Marijuana dispensaries aren’t the only entities grappling with the federal crackdown of medical cannabis in California.
Municipalities, like Imperial Beach, are wrestling with whether regulation of dispensaries – which they view as a necessity – is going to put them at odds with federal government, and possibly even expose local government employees to the risk of prosecution on federal drug charges.
Our Los Angeles marijuana attorneys know this was never the scenario that California voters intended when they approved legalized use and distribution of marijuana for medicinal purposes with Prop. 215 in 1996.
We certainly understand that city officials want to be cautious, given the drastic actions taken by federal prosecutors – including full-on SWAT raids of dispensaries, civil eviction actions and tax complications involving the Internal Revenue Service. Despite pledges that they would only go after those dispensaries that had flagrantly broken local laws and ordinances or were operating within a stone’s throw of a school, they have gone seemingly wild in terms of their pursuits.
However, dispensaries do have a right to operate under the terms of state law. This is the climate in which Imperial Beach is faced with its decision.
Actually, the only reason action is being considered is because marijuana advocates gathered enough signatures to force the city to consider what has been termed the Safe Access Ordinance of Imperial Beach. These are individuals who support dispensary regulation, which would ultimately strike down a ban on dispensaries that was passed by the council a year ago.

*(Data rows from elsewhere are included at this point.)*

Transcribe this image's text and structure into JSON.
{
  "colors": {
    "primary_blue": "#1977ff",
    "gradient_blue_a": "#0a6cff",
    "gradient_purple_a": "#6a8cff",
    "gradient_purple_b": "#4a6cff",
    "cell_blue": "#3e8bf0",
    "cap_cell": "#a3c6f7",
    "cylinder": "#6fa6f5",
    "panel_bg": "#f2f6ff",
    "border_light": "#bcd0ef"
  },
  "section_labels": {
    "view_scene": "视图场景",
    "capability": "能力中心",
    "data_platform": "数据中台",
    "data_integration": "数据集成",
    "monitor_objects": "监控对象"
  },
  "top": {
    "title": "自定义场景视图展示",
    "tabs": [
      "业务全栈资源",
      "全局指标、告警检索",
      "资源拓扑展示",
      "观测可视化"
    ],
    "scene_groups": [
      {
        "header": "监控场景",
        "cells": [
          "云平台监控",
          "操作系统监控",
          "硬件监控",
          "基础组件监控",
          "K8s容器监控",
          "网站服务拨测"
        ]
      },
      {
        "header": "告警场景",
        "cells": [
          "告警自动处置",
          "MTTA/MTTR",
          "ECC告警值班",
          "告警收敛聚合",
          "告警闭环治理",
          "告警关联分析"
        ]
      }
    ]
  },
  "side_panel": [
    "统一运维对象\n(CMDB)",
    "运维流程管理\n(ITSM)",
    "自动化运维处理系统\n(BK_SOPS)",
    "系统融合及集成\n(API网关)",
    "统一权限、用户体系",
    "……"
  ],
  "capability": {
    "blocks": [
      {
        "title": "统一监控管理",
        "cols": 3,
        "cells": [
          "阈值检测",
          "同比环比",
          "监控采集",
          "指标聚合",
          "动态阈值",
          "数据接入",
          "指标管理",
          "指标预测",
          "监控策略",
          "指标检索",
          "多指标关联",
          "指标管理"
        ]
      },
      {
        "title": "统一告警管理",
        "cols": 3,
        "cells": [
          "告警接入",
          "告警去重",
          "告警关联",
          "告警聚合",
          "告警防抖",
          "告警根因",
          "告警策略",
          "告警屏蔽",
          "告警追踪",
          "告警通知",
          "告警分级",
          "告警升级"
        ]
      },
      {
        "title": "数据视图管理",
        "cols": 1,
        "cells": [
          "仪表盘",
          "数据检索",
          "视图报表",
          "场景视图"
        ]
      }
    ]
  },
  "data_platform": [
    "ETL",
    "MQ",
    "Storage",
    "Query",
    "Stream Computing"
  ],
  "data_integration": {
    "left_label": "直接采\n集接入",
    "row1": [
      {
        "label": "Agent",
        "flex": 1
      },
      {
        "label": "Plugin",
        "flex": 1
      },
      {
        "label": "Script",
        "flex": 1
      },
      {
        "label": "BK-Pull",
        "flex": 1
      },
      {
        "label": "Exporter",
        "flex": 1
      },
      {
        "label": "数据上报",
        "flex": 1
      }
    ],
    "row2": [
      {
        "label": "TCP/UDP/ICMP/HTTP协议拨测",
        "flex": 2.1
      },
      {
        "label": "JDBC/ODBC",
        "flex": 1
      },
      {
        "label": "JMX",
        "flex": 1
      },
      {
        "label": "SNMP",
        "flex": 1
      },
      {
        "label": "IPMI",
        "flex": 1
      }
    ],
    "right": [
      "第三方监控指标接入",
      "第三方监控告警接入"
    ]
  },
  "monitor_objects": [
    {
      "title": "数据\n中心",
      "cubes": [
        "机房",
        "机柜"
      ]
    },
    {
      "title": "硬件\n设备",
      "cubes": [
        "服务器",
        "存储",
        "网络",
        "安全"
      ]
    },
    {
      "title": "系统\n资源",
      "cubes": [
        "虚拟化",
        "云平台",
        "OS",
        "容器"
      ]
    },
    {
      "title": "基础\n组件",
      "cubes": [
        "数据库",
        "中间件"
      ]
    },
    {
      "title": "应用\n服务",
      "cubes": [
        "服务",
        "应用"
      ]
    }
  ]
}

The city says it’s concerned about removing the ban and enacting marijuana regulation, due to the recent ruling of Pack v. City of Long Beach, in which the Second District Court of Appeals determined, in part, that regulation of marijuana dispensaries is preempted by federal law. City attorneys say this could open up employees for prosecution under federal law.

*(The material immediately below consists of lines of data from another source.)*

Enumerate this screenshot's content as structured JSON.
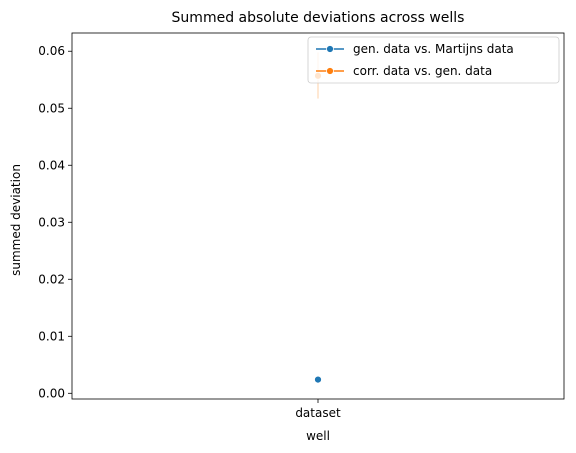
{
  "chart_data": {
    "type": "scatter",
    "title": "Summed absolute deviations across wells",
    "xlabel": "well",
    "ylabel": "summed deviation",
    "categories": [
      "dataset"
    ],
    "ylim": [
      -0.001,
      0.0632
    ],
    "yticks": [
      0.0,
      0.01,
      0.02,
      0.03,
      0.04,
      0.05,
      0.06
    ],
    "ytick_labels": [
      "0.00",
      "0.01",
      "0.02",
      "0.03",
      "0.04",
      "0.05",
      "0.06"
    ],
    "grid": false,
    "legend_position": "upper right",
    "series": [
      {
        "name": "gen. data vs. Martijns data",
        "color": "#1f77b4",
        "values": [
          0.0024
        ],
        "error": [
          0.0024,
          0.0024
        ]
      },
      {
        "name": "corr. data vs. gen. data",
        "color": "#ff7f0e",
        "values": [
          0.0557
        ],
        "error": [
          0.0517,
          0.0598
        ]
      }
    ]
  }
}
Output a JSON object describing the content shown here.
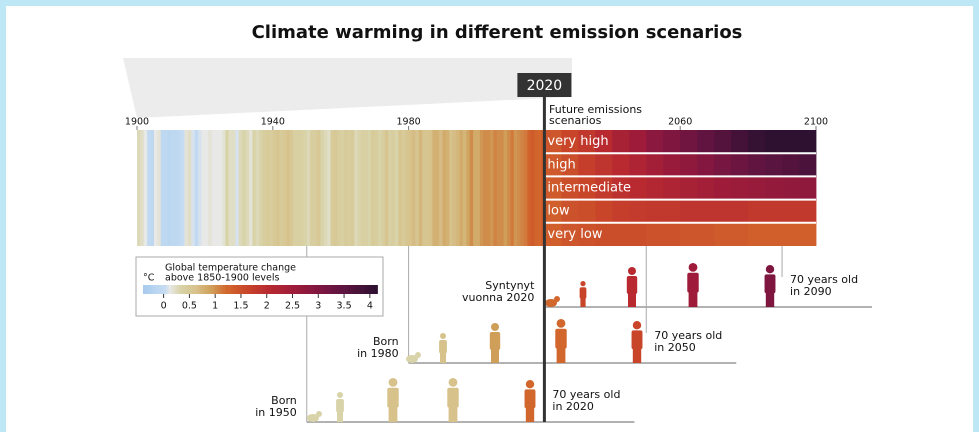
{
  "chart_data": {
    "type": "stripes",
    "title": "Climate warming in different emission scenarios",
    "xlim": [
      1900,
      2100
    ],
    "xticks": [
      1900,
      1940,
      1980,
      2060,
      2100
    ],
    "marker_year": 2020,
    "scenarios_label": [
      "Future emissions",
      "scenarios"
    ],
    "colorscale": [
      {
        "value": -0.4,
        "color": "#a8cbee"
      },
      {
        "value": 0,
        "color": "#c5dcf2"
      },
      {
        "value": 0.1,
        "color": "#e8e8e6"
      },
      {
        "value": 0.3,
        "color": "#d8d3a8"
      },
      {
        "value": 0.6,
        "color": "#d7c28c"
      },
      {
        "value": 0.9,
        "color": "#cf9f5a"
      },
      {
        "value": 1.2,
        "color": "#d2672d"
      },
      {
        "value": 1.6,
        "color": "#c9452a"
      },
      {
        "value": 2.0,
        "color": "#b82a30"
      },
      {
        "value": 2.5,
        "color": "#9e1c3a"
      },
      {
        "value": 3.0,
        "color": "#7e1640"
      },
      {
        "value": 3.5,
        "color": "#5a1440"
      },
      {
        "value": 4.1,
        "color": "#2e1030"
      }
    ],
    "history": {
      "years": [
        1900,
        1901,
        1902,
        1903,
        1904,
        1905,
        1906,
        1907,
        1908,
        1909,
        1910,
        1911,
        1912,
        1913,
        1914,
        1915,
        1916,
        1917,
        1918,
        1919,
        1920,
        1921,
        1922,
        1923,
        1924,
        1925,
        1926,
        1927,
        1928,
        1929,
        1930,
        1931,
        1932,
        1933,
        1934,
        1935,
        1936,
        1937,
        1938,
        1939,
        1940,
        1941,
        1942,
        1943,
        1944,
        1945,
        1946,
        1947,
        1948,
        1949,
        1950,
        1951,
        1952,
        1953,
        1954,
        1955,
        1956,
        1957,
        1958,
        1959,
        1960,
        1961,
        1962,
        1963,
        1964,
        1965,
        1966,
        1967,
        1968,
        1969,
        1970,
        1971,
        1972,
        1973,
        1974,
        1975,
        1976,
        1977,
        1978,
        1979,
        1980,
        1981,
        1982,
        1983,
        1984,
        1985,
        1986,
        1987,
        1988,
        1989,
        1990,
        1991,
        1992,
        1993,
        1994,
        1995,
        1996,
        1997,
        1998,
        1999,
        2000,
        2001,
        2002,
        2003,
        2004,
        2005,
        2006,
        2007,
        2008,
        2009,
        2010,
        2011,
        2012,
        2013,
        2014,
        2015,
        2016,
        2017,
        2018,
        2019,
        2020
      ],
      "values": [
        0.25,
        0.2,
        0.1,
        -0.05,
        -0.1,
        0.1,
        0.15,
        -0.1,
        -0.1,
        -0.15,
        -0.1,
        -0.1,
        -0.05,
        0.0,
        0.15,
        0.2,
        0.05,
        -0.05,
        0.05,
        0.1,
        0.1,
        0.15,
        0.1,
        0.1,
        0.1,
        0.15,
        0.3,
        0.2,
        0.2,
        0.05,
        0.25,
        0.3,
        0.25,
        0.15,
        0.3,
        0.25,
        0.3,
        0.4,
        0.45,
        0.4,
        0.5,
        0.55,
        0.45,
        0.5,
        0.6,
        0.5,
        0.35,
        0.35,
        0.35,
        0.3,
        0.25,
        0.4,
        0.4,
        0.5,
        0.3,
        0.25,
        0.2,
        0.45,
        0.5,
        0.4,
        0.35,
        0.45,
        0.4,
        0.45,
        0.25,
        0.3,
        0.35,
        0.35,
        0.3,
        0.45,
        0.4,
        0.3,
        0.4,
        0.55,
        0.35,
        0.4,
        0.3,
        0.55,
        0.45,
        0.55,
        0.6,
        0.65,
        0.55,
        0.7,
        0.55,
        0.55,
        0.6,
        0.75,
        0.75,
        0.65,
        0.8,
        0.75,
        0.6,
        0.65,
        0.7,
        0.8,
        0.7,
        0.85,
        1.0,
        0.8,
        0.8,
        0.95,
        1.0,
        1.0,
        0.95,
        1.05,
        1.0,
        1.0,
        0.9,
        1.0,
        1.1,
        0.95,
        1.0,
        1.05,
        1.1,
        1.25,
        1.35,
        1.25,
        1.2,
        1.3,
        1.3
      ]
    },
    "bins": [
      2020,
      2025,
      2030,
      2035,
      2040,
      2045,
      2050,
      2055,
      2060,
      2065,
      2070,
      2075,
      2080,
      2085,
      2090,
      2095,
      2100
    ],
    "series": [
      {
        "name": "very high",
        "values": [
          1.4,
          1.6,
          1.8,
          2.0,
          2.3,
          2.5,
          2.8,
          3.0,
          3.2,
          3.4,
          3.6,
          3.8,
          4.0,
          4.2,
          4.4,
          4.6
        ]
      },
      {
        "name": "high",
        "values": [
          1.35,
          1.5,
          1.7,
          1.85,
          2.0,
          2.2,
          2.4,
          2.6,
          2.75,
          2.9,
          3.1,
          3.25,
          3.4,
          3.5,
          3.6,
          3.7
        ]
      },
      {
        "name": "intermediate",
        "values": [
          1.35,
          1.5,
          1.6,
          1.75,
          1.9,
          2.0,
          2.1,
          2.2,
          2.3,
          2.4,
          2.5,
          2.55,
          2.6,
          2.65,
          2.7,
          2.75
        ]
      },
      {
        "name": "low",
        "values": [
          1.3,
          1.45,
          1.5,
          1.6,
          1.7,
          1.75,
          1.8,
          1.8,
          1.85,
          1.85,
          1.85,
          1.85,
          1.8,
          1.8,
          1.8,
          1.8
        ]
      },
      {
        "name": "very low",
        "values": [
          1.3,
          1.4,
          1.45,
          1.5,
          1.5,
          1.5,
          1.45,
          1.45,
          1.4,
          1.4,
          1.35,
          1.35,
          1.3,
          1.3,
          1.3,
          1.3
        ]
      }
    ],
    "legend": {
      "title": [
        "Global temperature change",
        "above 1850-1900 levels"
      ],
      "unit": "°C",
      "lim": [
        -0.4,
        4.1
      ],
      "ticks": [
        0,
        0.5,
        1,
        1.5,
        2,
        2.5,
        3,
        3.5,
        4
      ]
    },
    "generations": [
      {
        "label": [
          "Syntynyt",
          "vuonna 2020"
        ],
        "birth_year": 2020,
        "age_label": [
          "70 years old",
          "in 2090"
        ],
        "age_year": 2090
      },
      {
        "label": [
          "Born",
          "in 1980"
        ],
        "birth_year": 1980,
        "age_label": [
          "70 years old",
          "in 2050"
        ],
        "age_year": 2050
      },
      {
        "label": [
          "Born",
          "in 1950"
        ],
        "birth_year": 1950,
        "age_label": [
          "70 years old",
          "in 2020"
        ],
        "age_year": 2020
      }
    ]
  }
}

Representatives of the Americans for Safe Access advocacy had requested that the city remove the ban on the basis of interpretation of the Pack decision to mean that any legal action taken against dispensaries prior to that decision was legally nullified. The city denied that request, but will soon have to consider the regulation aspect.
The fact is that the Pack decision is often used as a legal scare tactic or excuse, and there’s nothing that expressly states that city officials can be prosecuted for following state law.

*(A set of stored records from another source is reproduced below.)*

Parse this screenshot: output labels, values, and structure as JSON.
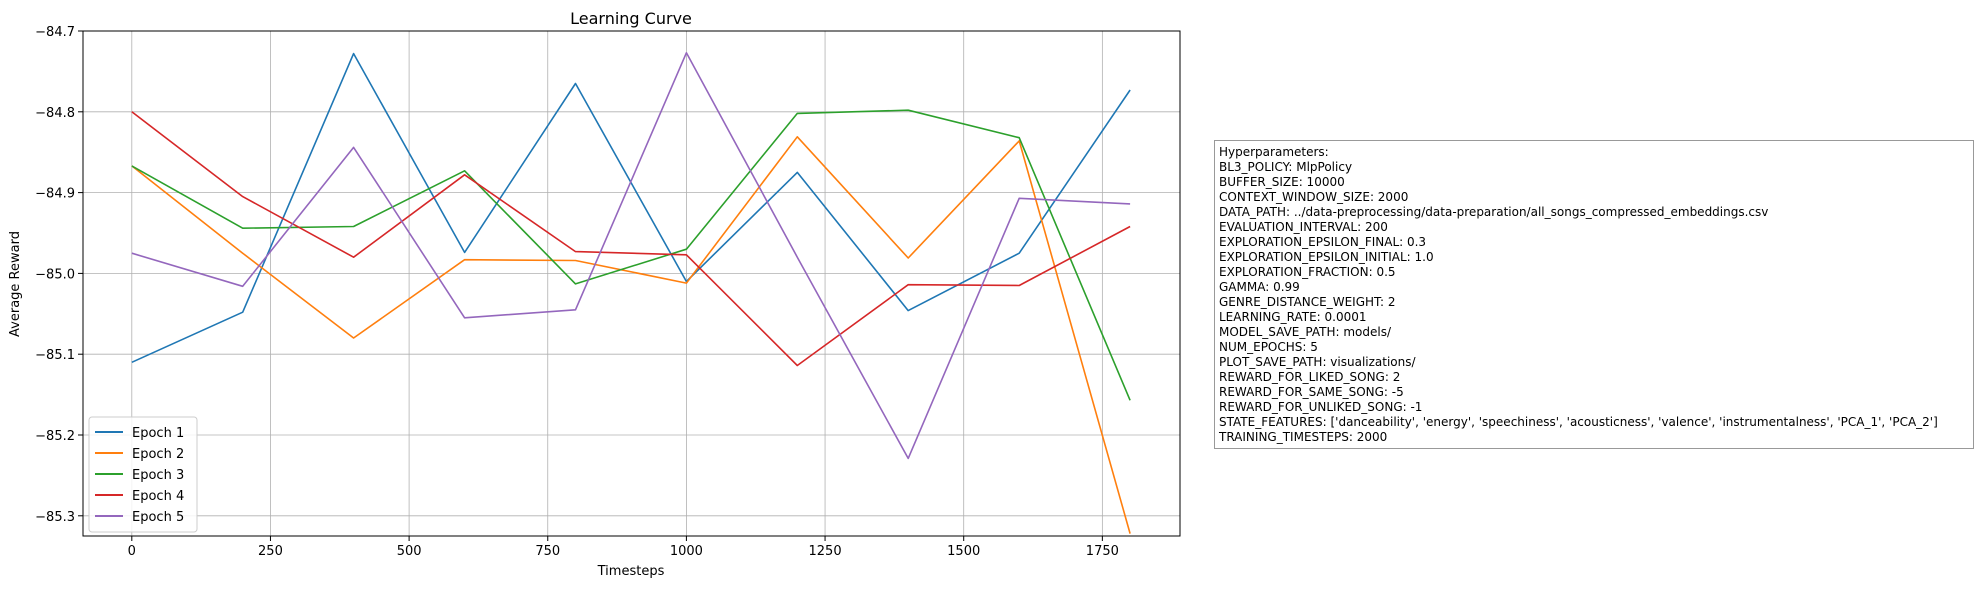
{
  "chart_data": {
    "type": "line",
    "title": "Learning Curve",
    "xlabel": "Timesteps",
    "ylabel": "Average Reward",
    "xlim": [
      -88,
      1890
    ],
    "ylim": [
      -85.325,
      -84.7
    ],
    "x_ticks": [
      0,
      250,
      500,
      750,
      1000,
      1250,
      1500,
      1750
    ],
    "x_tick_labels": [
      "0",
      "250",
      "500",
      "750",
      "1000",
      "1250",
      "1500",
      "1750"
    ],
    "y_ticks": [
      -84.7,
      -84.8,
      -84.9,
      -85.0,
      -85.1,
      -85.2,
      -85.3
    ],
    "y_tick_labels": [
      "−84.7",
      "−84.8",
      "−84.9",
      "−85.0",
      "−85.1",
      "−85.2",
      "−85.3"
    ],
    "grid": true,
    "legend_position": "lower-left",
    "x": [
      0,
      200,
      400,
      600,
      800,
      1000,
      1200,
      1400,
      1600,
      1800
    ],
    "series": [
      {
        "name": "Epoch 1",
        "color": "#1f77b4",
        "values": [
          -85.11,
          -85.048,
          -84.728,
          -84.974,
          -84.765,
          -85.01,
          -84.875,
          -85.046,
          -84.975,
          -84.773
        ]
      },
      {
        "name": "Epoch 2",
        "color": "#ff7f0e",
        "values": [
          -84.867,
          -84.975,
          -85.08,
          -84.983,
          -84.984,
          -85.012,
          -84.831,
          -84.981,
          -84.836,
          -85.322
        ]
      },
      {
        "name": "Epoch 3",
        "color": "#2ca02c",
        "values": [
          -84.867,
          -84.944,
          -84.942,
          -84.873,
          -85.013,
          -84.97,
          -84.802,
          -84.798,
          -84.832,
          -85.157
        ]
      },
      {
        "name": "Epoch 4",
        "color": "#d62728",
        "values": [
          -84.8,
          -84.905,
          -84.98,
          -84.878,
          -84.973,
          -84.977,
          -85.114,
          -85.014,
          -85.015,
          -84.942
        ]
      },
      {
        "name": "Epoch 5",
        "color": "#9467bd",
        "values": [
          -84.975,
          -85.016,
          -84.844,
          -85.055,
          -85.045,
          -84.727,
          -84.98,
          -85.229,
          -84.907,
          -84.914
        ]
      }
    ]
  },
  "hyperparameters": {
    "heading": "Hyperparameters:",
    "lines": [
      "BL3_POLICY: MlpPolicy",
      "BUFFER_SIZE: 10000",
      "CONTEXT_WINDOW_SIZE: 2000",
      "DATA_PATH: ../data-preprocessing/data-preparation/all_songs_compressed_embeddings.csv",
      "EVALUATION_INTERVAL: 200",
      "EXPLORATION_EPSILON_FINAL: 0.3",
      "EXPLORATION_EPSILON_INITIAL: 1.0",
      "EXPLORATION_FRACTION: 0.5",
      "GAMMA: 0.99",
      "GENRE_DISTANCE_WEIGHT: 2",
      "LEARNING_RATE: 0.0001",
      "MODEL_SAVE_PATH: models/",
      "NUM_EPOCHS: 5",
      "PLOT_SAVE_PATH: visualizations/",
      "REWARD_FOR_LIKED_SONG: 2",
      "REWARD_FOR_SAME_SONG: -5",
      "REWARD_FOR_UNLIKED_SONG: -1",
      "STATE_FEATURES: ['danceability', 'energy', 'speechiness', 'acousticness', 'valence', 'instrumentalness', 'PCA_1', 'PCA_2']",
      "TRAINING_TIMESTEPS: 2000"
    ]
  }
}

Truthfully, until the issue of legal medical marijuana reaches the state Supreme Court – and possibly even the U.S. Supreme Court – legality for dispensary operators is going to to remain muddy. The best way for these operations to insulate themselves from action is to consult with an experienced marijuana lawyer.
While it is true many of these operations have been shuttered by the government, many more remain open. Those that are most likely to succeed are going to be those backed by solid legal advice.